Cadle next argues that the district court erred in granting summary judgment in part to Kuehn on her Fair Debt Collection Practices Act claim. In particular, Cadle argues that the district court erred in concluding that the dunning letter violated 15 U.S.C. § 1692e(10) as a matter of law. Cadle argues that we held in Jeter v. Credit Bureau, Inc., 760 F.2d 1168, 1176 (11th Cir. 1985) that the issue of whether a dunning letter violates 15 U.S.C. § 1692e(10) is an issue for a jury and should not be decided as a matter of law.
In Jeter, we did not hold that whether a dunning letter violates 15 U.S.C. § 1692e(10) is always a question for a jury. Rather, we held that if there are two sets of reasonable inferences that could be drawn from a dunning letter, and one set of inferences would result in a violation of 15 U.S.C. § 1692e(10), while the other would not, it was appropriate for a jury to decide which set of inferences to draw. 760 F.2d at 1176.
In this case, the dunning letter stated:
Also enclosed is an IRS-generated W-9 to certify your Tax Identification Number (TIN). For individuals, this is your Social Security Number. Please complete this form indicating the above account number, and sign and return it to us as soon as possible. You are subject to a $50 penalty imposed by the IRS under 26 U.S.C. § 6723 if you fail to furnish a TIN.
(R.1-14, Ex. A at 1.) The letter clearly states that the failure to provide a TIN would subject Kuehn to a $50 penalty imposed by the IRS. Cadle admits that this is only true if it had to file a 1099-C, and nothing had yet occurred that made filing a 1099-C necessary. (R.3-78 at 11.) Only one inference is possible from the dunning letter, and that is that the failure to complete the enclosed W-9 form and return it to Cadle would subject Kuehn to a $50 penalty imposed by the IRS. But, that is misleading.
Cadle cites 26 C.F.R. § 1.6050P-1(e)(7)(ii) for the proposition that it was required to warn Kuehn that a failure to provide a TIN subjected her to a $50 penalty. (R.3-78 at 11.) The regulation does not support Cadle's argument.

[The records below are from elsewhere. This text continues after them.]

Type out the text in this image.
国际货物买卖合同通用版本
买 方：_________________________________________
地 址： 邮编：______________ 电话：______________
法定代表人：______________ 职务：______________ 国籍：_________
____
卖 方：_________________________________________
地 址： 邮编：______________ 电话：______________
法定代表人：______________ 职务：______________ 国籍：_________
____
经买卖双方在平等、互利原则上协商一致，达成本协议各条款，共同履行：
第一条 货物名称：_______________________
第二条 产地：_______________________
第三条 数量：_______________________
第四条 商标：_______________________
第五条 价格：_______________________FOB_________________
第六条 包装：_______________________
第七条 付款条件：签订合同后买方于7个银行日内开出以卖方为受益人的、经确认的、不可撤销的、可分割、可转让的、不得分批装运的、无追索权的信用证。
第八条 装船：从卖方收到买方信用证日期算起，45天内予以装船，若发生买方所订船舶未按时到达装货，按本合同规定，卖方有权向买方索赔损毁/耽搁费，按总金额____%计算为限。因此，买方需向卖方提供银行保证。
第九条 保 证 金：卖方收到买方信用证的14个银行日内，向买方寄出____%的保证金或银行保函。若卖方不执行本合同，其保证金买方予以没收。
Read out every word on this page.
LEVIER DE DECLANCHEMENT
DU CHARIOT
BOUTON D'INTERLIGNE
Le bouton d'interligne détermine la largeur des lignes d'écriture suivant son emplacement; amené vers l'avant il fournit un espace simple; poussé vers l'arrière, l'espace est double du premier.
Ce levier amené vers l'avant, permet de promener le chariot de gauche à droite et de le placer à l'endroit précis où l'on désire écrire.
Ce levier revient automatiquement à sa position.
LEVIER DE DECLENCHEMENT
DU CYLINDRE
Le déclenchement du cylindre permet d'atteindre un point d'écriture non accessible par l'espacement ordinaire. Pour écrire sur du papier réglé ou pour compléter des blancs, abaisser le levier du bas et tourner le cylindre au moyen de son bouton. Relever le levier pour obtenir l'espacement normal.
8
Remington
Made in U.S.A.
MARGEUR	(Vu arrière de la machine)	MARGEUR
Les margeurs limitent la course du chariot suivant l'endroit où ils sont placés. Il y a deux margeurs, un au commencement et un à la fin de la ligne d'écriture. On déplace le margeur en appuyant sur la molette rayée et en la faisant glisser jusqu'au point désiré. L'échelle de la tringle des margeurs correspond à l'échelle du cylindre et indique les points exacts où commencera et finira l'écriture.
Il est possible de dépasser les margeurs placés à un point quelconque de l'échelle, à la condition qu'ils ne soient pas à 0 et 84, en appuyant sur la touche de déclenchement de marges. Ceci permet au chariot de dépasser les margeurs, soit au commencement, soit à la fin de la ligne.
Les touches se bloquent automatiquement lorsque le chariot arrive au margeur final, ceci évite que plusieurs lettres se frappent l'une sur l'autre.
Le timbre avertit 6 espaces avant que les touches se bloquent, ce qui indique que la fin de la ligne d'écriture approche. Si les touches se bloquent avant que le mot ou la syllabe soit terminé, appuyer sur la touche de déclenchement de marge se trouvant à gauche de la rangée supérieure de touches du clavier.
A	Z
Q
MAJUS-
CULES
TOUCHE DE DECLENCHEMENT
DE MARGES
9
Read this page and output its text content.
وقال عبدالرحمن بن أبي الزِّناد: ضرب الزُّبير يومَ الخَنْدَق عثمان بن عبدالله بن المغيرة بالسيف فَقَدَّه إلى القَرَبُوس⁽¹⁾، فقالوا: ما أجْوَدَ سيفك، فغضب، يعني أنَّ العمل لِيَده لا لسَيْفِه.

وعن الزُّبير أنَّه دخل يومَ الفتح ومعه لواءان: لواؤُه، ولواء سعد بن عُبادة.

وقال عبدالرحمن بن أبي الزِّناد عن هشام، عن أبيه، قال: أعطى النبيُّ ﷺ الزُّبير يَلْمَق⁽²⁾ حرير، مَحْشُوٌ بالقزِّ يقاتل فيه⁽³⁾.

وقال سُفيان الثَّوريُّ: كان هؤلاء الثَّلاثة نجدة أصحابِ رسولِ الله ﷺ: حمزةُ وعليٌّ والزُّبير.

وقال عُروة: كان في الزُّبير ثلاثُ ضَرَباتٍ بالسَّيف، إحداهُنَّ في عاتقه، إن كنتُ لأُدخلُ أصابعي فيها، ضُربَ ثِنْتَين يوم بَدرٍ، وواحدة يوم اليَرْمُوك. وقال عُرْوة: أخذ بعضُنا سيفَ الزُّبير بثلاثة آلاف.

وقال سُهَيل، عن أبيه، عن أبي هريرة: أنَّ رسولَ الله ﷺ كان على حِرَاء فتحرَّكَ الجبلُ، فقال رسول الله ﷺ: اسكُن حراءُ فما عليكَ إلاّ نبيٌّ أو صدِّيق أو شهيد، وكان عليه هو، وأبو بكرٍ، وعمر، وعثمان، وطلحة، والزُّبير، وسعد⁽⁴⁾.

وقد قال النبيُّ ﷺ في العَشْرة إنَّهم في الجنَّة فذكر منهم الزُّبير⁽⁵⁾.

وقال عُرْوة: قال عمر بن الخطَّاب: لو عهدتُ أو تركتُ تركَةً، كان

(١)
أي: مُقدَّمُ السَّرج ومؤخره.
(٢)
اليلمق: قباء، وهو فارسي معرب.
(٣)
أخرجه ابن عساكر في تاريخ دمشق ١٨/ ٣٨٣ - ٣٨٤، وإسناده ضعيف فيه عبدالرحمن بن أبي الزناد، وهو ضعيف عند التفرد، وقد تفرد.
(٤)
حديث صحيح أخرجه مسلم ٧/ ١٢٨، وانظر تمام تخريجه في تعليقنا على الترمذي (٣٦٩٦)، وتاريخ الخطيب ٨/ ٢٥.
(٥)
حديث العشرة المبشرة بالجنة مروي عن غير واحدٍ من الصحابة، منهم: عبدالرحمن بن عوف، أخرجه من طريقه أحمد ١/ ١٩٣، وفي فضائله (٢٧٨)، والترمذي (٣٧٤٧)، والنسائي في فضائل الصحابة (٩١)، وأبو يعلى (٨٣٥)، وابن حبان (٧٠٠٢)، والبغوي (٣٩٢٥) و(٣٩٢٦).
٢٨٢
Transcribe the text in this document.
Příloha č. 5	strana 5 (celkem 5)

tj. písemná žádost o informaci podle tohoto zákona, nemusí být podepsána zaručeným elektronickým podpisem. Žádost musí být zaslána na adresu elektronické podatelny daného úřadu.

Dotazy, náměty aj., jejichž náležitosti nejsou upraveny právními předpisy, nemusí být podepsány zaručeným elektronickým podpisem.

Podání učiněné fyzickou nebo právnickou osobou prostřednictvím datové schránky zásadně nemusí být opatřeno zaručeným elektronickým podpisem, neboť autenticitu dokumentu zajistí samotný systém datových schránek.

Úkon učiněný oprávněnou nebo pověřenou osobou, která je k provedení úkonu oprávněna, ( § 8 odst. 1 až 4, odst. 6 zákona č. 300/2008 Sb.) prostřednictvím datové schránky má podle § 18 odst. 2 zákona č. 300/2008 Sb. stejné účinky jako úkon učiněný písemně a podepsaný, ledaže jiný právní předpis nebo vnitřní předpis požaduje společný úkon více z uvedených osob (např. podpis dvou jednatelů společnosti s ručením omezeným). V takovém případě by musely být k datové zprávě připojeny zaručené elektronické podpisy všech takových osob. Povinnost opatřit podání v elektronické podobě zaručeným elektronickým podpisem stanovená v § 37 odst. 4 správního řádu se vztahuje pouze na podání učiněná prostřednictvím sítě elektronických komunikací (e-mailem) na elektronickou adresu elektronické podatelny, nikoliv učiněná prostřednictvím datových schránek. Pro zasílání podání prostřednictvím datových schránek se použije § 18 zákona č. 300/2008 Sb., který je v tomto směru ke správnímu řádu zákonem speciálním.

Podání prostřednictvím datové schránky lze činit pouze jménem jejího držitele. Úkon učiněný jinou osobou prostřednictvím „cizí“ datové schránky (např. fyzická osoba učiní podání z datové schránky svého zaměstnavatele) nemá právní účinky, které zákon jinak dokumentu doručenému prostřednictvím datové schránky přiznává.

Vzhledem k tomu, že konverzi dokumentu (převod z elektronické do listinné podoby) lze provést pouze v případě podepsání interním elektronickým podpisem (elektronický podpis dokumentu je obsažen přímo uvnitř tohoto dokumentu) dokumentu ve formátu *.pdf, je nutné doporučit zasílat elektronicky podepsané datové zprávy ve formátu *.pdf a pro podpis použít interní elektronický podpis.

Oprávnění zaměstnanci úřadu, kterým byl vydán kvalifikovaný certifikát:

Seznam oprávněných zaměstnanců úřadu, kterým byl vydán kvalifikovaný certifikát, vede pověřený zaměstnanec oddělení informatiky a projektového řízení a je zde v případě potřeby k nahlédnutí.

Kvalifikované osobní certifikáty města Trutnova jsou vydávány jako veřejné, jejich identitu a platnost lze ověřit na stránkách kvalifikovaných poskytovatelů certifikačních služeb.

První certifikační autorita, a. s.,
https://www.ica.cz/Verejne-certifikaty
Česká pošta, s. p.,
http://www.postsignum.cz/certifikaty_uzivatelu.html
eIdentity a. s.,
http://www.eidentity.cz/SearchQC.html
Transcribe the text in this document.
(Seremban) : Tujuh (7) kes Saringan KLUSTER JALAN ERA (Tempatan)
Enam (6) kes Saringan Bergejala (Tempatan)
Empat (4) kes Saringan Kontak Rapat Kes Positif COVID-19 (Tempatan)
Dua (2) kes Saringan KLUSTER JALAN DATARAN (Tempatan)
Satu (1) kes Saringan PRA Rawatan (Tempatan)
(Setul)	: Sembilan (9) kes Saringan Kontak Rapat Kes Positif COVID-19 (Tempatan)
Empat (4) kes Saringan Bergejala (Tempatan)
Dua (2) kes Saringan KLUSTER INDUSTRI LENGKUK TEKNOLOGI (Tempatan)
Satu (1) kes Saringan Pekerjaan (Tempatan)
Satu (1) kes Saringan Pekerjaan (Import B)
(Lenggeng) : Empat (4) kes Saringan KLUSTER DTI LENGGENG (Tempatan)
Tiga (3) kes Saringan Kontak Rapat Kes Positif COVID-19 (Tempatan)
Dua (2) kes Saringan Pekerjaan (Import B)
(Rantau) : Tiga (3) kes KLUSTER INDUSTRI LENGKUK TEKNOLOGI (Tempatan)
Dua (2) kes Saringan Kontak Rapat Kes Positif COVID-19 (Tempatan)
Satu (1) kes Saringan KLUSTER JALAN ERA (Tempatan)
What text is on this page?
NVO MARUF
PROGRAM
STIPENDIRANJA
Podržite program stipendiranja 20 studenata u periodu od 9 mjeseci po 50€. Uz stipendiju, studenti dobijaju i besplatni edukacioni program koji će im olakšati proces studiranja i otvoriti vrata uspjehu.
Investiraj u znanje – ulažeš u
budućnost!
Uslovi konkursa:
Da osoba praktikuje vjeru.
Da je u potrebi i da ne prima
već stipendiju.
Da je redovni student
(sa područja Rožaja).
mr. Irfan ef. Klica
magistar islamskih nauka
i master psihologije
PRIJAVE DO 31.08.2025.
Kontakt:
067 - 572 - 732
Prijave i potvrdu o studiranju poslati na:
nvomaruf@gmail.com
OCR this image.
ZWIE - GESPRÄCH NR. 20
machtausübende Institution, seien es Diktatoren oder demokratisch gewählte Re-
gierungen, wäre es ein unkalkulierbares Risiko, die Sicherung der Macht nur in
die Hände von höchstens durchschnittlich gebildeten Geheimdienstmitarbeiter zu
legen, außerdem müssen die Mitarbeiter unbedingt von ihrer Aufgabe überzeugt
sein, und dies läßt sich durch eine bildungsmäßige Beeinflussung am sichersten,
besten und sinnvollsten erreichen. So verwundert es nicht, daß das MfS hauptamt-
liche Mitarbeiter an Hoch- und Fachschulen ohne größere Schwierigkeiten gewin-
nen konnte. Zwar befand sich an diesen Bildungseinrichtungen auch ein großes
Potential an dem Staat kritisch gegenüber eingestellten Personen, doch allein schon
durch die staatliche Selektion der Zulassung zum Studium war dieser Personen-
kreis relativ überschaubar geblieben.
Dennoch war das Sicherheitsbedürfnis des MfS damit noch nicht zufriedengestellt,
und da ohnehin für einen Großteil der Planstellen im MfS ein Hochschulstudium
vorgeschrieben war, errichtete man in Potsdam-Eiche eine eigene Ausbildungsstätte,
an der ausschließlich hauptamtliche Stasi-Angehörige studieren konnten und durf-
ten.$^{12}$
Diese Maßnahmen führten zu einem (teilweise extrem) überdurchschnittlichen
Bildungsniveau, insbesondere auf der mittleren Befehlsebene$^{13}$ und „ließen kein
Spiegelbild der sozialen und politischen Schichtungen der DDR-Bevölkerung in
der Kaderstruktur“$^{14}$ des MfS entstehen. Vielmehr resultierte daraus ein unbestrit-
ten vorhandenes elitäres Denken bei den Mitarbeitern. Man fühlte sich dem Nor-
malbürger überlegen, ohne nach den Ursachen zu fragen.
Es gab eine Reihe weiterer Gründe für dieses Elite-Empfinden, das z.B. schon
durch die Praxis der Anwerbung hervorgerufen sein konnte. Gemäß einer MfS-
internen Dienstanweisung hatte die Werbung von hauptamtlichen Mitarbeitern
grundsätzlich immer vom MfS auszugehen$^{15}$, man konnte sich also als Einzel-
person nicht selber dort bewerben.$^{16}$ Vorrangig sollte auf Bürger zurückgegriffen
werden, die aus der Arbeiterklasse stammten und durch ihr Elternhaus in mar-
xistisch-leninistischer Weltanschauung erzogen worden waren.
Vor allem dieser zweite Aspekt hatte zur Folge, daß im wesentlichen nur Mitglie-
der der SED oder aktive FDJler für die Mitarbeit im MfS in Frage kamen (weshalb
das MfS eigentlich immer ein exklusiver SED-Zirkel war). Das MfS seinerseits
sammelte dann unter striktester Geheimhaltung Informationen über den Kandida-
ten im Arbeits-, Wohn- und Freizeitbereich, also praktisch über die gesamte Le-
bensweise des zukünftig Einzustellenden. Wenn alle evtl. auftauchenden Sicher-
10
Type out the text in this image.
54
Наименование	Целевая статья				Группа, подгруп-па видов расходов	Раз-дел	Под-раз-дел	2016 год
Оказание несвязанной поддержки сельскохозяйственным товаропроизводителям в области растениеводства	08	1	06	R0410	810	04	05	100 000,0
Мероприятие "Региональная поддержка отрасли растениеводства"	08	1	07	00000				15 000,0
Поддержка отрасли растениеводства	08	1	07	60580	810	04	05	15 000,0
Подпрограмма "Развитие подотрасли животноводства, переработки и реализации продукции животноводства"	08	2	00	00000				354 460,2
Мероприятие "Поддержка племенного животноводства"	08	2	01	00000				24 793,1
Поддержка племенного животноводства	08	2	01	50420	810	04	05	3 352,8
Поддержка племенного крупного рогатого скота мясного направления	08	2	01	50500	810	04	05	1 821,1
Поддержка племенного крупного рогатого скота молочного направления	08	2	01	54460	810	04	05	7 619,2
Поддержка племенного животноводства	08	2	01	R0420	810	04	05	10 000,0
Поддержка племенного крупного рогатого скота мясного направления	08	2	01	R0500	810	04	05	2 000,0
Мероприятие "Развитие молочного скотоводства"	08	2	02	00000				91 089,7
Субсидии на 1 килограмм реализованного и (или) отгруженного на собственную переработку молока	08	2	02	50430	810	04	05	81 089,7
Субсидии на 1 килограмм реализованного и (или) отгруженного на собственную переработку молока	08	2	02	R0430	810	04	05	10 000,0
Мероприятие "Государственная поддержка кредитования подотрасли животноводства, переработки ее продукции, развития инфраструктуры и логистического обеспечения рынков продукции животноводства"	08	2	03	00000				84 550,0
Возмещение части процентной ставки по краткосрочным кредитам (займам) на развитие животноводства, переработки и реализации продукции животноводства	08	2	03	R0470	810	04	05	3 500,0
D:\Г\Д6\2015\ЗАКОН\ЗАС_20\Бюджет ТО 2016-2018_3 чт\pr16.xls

It states that the warning must be included in a letter soliciting a TIN only after the occurrence of an identifiable event. 26 C.F.R. § 1.6050P-1(e)(7)(ii). An identifiable event is one that triggers a requirement to file a 1099-C. Id. at § 1.6050P-1(a). But, Cadle admits that nothing had occurred yet (i.e. there was no identifiable event) that triggered its requirement to file a 1099-C. (R.3-78 at 12.)
Cadle's threat that Kuehn's failure to supply her TIN would subject her to a penalty imposed by the IRS violates 15 U.S.C. § 1692e(10) as a matter of law. 15 U.S.C. 1692(e) states:
A debt collector may not use any false, deceptive, or misleading representation or means in connection with the collection of any debt. Without limiting the general application of the foregoing, the following conduct is a violation of this section:
* * *
(10) The use of any false representation or deceptive means to collect or attempt to collect any debt or to obtain information concerning a consumer.
Here, the threat that Kuehn would be subject to an IRS penalty for failure to furnish her TIN was a misleading statement that was used in an attempt to obtain her TIN. Cadle violated the statute as a matter of law. The district court correctly entered summary judgment for Kuehn on this claim.
V. CONCLUSION
The district court did not abuse its discretion in concluding that the Amended Complaint related back to the time of the filing of the original Complaint. Additionally, the district court properly granted summary judgment in part to Kuehn. We affirm the judgment of the district court.